As a performance and as a vision, this really is a success. Osborne is at his very best, as one would expect, in the more lyrical moments: the D major really sings, even more than on Eldar Nebolsin’s Naxos recording of last year. He is miles ahead of the comparatively terse Rodriguez. The way that Osborne controls the slow, steady decrease in drama and tempo from the G minor prelude through the end of Op. 23 speaks of a great understanding of the cycle as a structural whole.

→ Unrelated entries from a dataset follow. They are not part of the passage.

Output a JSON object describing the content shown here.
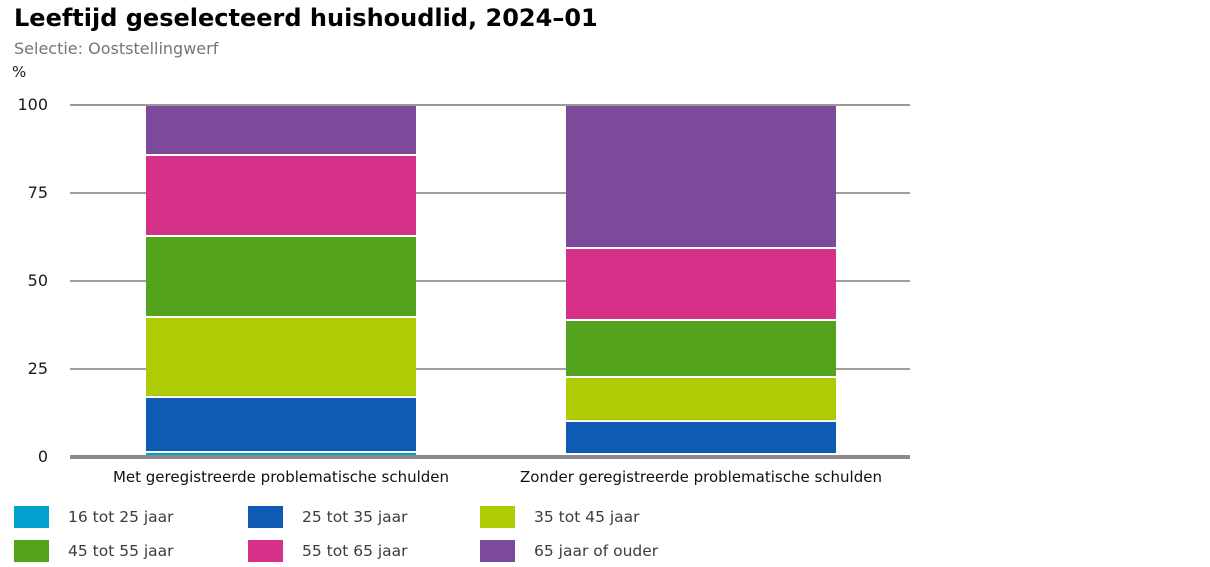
{
  "header": {
    "title": "Leeftijd geselecteerd huishoudlid, 2024–01",
    "subtitle": "Selectie: Ooststellingwerf"
  },
  "chart_data": {
    "type": "bar",
    "stacked": true,
    "orientation": "vertical",
    "title": "Leeftijd geselecteerd huishoudlid, 2024–01",
    "subtitle": "Selectie: Ooststellingwerf",
    "ylabel": "%",
    "ylim": [
      0,
      100
    ],
    "yticks": [
      0,
      25,
      50,
      75,
      100
    ],
    "grid": true,
    "legend_position": "bottom",
    "categories": [
      "Met geregistreerde problematische schulden",
      "Zonder geregistreerde problematische schulden"
    ],
    "series": [
      {
        "name": "16 tot 25 jaar",
        "color": "#00a1cd",
        "values": [
          1.8,
          1.2
        ]
      },
      {
        "name": "25 tot 35 jaar",
        "color": "#0f5bb4",
        "values": [
          15.5,
          9.4
        ]
      },
      {
        "name": "35 tot 45 jaar",
        "color": "#afcb05",
        "values": [
          22.7,
          12.4
        ]
      },
      {
        "name": "45 tot 55 jaar",
        "color": "#53a31d",
        "values": [
          23.0,
          16.2
        ]
      },
      {
        "name": "55 tot 65 jaar",
        "color": "#d63189",
        "values": [
          23.0,
          20.5
        ]
      },
      {
        "name": "65 jaar of ouder",
        "color": "#7d4a9b",
        "values": [
          14.0,
          40.3
        ]
      }
    ],
    "colors": {
      "gridline": "#9e9e9e",
      "axis_baseline": "#8a8a8a",
      "segment_separator": "#ffffff",
      "subtitle_text": "#757575"
    }
  }
}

I cannot really recommend this as a first choice, and if you have never heard the Rachmaninov Preludes or need to buy your first recording of them, you are still better off with Vladimir Ashkenazy or the incomplete sets by Sviatoslav Richter and Earl Wild. But those who are used to fire-and-brimstone readings will want to hear this alternative take. Osborne’s performances are intelligent, thoughtful, and eloquent; they are not meant to be the last word on the subject, but rather a useful contribution to an ongoing artistic discussion of what we are finally realizing is one of the deepest, most varied bodies of work in the romantic piano repertoire. Rachmaninov lovers will want to give this album a listen, although its rewards are best enjoyed after repeated hearings.

One last word: the sound quality is stellar. Listening to the beautiful tone of Osborne’s piano, captured with such clarity and warmth by engineer David Hinitt, was a great pleasure all by itself.